文摘Parkinson’s disease (PD) is a progressive neurodegenerative disorder characterized by motor symptoms such as tremors, rigidity, and bradykinesia, as well as non-motor symptoms including cognitive impairment and mood disorders. A hallmark of PD is the accumulation of alpha-synuclein, a presynaptic neuronal protein that aggregates to form Lewy bodies, leading to neuronal dysfunction and cell death. The study of alpha-synuclein and its pathological forms is crucial for understanding the etiology of PD and developing effective diagnostic and therapeutic strategies. Analytical techniques play a pivotal role in elucidating the structure, function, and aggregation mechanisms of alpha-synuclein. Biochemical methods such as Western blotting and enzyme-linked immunosorbent assay (ELISA) are employed to detect and quantify alpha-synuclein in biological samples, offering insights into its expression levels and post-translational modifications. Imaging techniques like immunohistochemistry and positron emission tomography (PET) allow for the visualization of alpha-synuclein aggregates in tissue samples and in vivo, respectively, facilitating the study of its spatial distribution and progression in PD Spectroscopic methods, including nuclear magnetic resonance (NMR) spectroscopy and mass spectrometry, provide detailed structural information on alpha-synuclein and its isoforms, aiding in the identification of conformational changes associated with aggregation.
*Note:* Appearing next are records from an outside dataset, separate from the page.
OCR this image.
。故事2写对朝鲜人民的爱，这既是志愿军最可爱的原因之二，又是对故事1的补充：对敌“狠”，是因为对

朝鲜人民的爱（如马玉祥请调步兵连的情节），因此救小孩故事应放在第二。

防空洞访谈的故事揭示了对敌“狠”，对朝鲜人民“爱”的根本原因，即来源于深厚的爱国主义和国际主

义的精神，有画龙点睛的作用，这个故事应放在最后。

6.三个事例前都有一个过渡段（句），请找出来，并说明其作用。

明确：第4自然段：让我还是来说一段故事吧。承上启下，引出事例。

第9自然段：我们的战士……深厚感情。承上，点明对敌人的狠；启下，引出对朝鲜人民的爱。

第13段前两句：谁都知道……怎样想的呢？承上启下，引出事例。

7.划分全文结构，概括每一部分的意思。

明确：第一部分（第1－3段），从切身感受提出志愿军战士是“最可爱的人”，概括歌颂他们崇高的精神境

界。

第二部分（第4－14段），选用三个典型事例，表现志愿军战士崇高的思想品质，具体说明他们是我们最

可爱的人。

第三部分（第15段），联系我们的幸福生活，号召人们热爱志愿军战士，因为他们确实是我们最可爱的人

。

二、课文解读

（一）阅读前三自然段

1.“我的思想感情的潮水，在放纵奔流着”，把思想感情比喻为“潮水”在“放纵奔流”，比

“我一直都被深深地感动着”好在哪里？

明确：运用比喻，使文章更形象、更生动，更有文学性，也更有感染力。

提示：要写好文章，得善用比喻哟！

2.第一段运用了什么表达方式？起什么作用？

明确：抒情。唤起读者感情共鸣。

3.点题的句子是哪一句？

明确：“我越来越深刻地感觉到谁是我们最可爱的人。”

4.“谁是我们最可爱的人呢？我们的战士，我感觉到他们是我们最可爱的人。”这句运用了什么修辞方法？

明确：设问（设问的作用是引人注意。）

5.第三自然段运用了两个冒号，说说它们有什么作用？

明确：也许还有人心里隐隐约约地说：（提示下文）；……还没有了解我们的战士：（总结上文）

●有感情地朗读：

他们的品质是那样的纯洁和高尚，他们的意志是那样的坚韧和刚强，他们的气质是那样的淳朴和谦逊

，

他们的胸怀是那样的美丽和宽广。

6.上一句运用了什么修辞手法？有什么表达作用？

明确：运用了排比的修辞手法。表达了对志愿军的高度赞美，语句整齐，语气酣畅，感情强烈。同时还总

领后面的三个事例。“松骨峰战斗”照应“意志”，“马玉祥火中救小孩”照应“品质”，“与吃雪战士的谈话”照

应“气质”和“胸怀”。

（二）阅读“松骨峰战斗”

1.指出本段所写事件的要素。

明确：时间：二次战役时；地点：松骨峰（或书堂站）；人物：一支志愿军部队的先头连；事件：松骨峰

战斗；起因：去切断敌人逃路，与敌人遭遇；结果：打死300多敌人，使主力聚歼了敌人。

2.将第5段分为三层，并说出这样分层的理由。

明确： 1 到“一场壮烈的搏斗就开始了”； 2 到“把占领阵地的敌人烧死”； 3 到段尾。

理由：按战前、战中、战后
Emerging techniques such as cryo-electron microscopy (Cryo-EM) and single-molecule fluorescence enable high-resolution structural analysis and real-time monitoring of alpha-synuclein aggregation dynamics, respectively. The application of these analytical techniques has significantly advanced our understanding of the pathophysiological role of alpha-synuclein in PD. They have contributed to the identification of potential biomarkers for early diagnosis and the evaluation of therapeutic interventions targeting alpha-synuclein aggregation. Despite technical limitations and challenges in clinical translation, ongoing advancements in analytical methodologies hold promise for improving the diagnosis, monitoring, and treatment of Parkinson’s disease through a deeper understanding of alpha-synuclein pathology.